When Lane went to the county courthouse for his first pre-trial hearing, he discovered that the courthouse did not in fact have any elevators. He had to drag himself up two flights of stairs in order to go to the courtroom and participate in the hearing. According to Lane, security guards had laughed at him while he was trying to get up the stairs, and he refused to do it a second time for his next scheduled court time. He was arrested for failure to appear, even though the judge knew that the 3rd floor courtroom was inaccessible to him.
Beverly Jones never had to drag herself up flights of stairs, but as a paraplegic court reporter, she said she had been carried into buildings, a humiliating and demeaning experience when she was just trying to do her job. Both sued the state of Tennessee, alleging violations of their due process rights.

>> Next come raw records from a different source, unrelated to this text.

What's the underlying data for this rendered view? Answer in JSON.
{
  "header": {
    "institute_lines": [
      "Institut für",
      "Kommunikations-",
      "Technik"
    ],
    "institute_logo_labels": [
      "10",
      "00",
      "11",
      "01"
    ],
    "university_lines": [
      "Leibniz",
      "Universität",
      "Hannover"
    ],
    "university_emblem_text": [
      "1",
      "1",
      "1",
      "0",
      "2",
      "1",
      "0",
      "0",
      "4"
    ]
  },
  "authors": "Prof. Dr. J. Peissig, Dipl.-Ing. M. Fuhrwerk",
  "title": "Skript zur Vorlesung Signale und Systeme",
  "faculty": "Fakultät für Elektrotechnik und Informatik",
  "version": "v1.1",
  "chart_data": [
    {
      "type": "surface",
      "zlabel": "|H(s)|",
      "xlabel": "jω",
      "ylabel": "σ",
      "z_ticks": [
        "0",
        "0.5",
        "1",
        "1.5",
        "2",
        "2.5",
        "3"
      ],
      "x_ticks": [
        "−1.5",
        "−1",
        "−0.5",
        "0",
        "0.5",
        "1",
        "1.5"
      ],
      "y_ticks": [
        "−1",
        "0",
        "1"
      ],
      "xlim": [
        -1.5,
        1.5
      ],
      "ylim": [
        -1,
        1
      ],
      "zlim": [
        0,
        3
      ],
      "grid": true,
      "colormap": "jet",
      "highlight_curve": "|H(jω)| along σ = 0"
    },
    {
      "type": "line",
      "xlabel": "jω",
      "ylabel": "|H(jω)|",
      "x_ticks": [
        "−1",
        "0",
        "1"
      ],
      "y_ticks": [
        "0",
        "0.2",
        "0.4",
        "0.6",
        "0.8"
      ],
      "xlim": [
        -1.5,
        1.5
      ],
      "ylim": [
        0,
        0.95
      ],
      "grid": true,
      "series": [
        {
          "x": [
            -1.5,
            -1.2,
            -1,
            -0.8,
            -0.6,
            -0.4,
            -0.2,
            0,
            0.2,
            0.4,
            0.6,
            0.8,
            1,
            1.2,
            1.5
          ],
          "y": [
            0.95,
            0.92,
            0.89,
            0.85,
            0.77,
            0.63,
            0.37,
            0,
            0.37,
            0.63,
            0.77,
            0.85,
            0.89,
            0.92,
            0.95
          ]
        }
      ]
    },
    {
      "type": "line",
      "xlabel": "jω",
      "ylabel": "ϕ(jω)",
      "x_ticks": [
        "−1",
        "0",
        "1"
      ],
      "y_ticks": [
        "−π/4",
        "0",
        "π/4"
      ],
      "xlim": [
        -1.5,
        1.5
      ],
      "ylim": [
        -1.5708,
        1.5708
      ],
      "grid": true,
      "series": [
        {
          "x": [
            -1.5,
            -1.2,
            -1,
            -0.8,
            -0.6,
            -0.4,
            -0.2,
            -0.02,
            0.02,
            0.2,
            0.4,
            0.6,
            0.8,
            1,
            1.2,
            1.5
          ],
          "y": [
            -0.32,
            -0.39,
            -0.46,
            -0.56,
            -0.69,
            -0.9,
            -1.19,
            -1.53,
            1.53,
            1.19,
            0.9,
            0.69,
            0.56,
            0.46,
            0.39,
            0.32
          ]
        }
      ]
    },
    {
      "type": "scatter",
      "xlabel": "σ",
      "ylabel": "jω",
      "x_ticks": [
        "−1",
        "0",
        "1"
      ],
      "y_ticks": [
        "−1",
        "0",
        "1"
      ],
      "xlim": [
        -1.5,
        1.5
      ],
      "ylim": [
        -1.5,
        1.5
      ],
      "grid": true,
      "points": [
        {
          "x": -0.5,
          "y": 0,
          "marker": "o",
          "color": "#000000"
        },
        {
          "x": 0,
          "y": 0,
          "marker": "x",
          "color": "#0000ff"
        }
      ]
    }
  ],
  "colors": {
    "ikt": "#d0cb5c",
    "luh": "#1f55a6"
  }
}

Tennessee Invokes 11th Amendment
As soon as it was sued, Tennessee said that the lawsuit was inherently invalid because of the state's 11th Amendment right to sovereign immunity from lawsuits. A few years before, the courts had decided that an equal protection lawsuit against state governments pertaining to disability discrimination in employment was invalid under the 11th Amendment, so the state felt its case was strong.
Supreme Court Ruling
In Tennessee v. Lane, the Supreme Court ruled in favor of Lane and Jones. While it was true, the court said, that they had recently dismissed a case involving disability lawsuits on equal protection grounds, that had been because there was little evidence to show that states had really been violating rights. In this case, there were two differences: first of all, rather than being about equal protection, Tennessee v. Lane was about due process rights, which were more explicitly covered by Title II of the ADA, which Lane was suing under.
The second half of the court's reasoning was that unlike in the equal protection case they'd heard before, in which evidence was lacking, the plaintiffs in Tennesee v. Lane brought a tremendous amount of evidence of their access problems in Tennessee courtrooms. This evidence very convincingly showed that disabled people in Tennessee were not being permitted due process because they were unable to access courthouse buildings and services.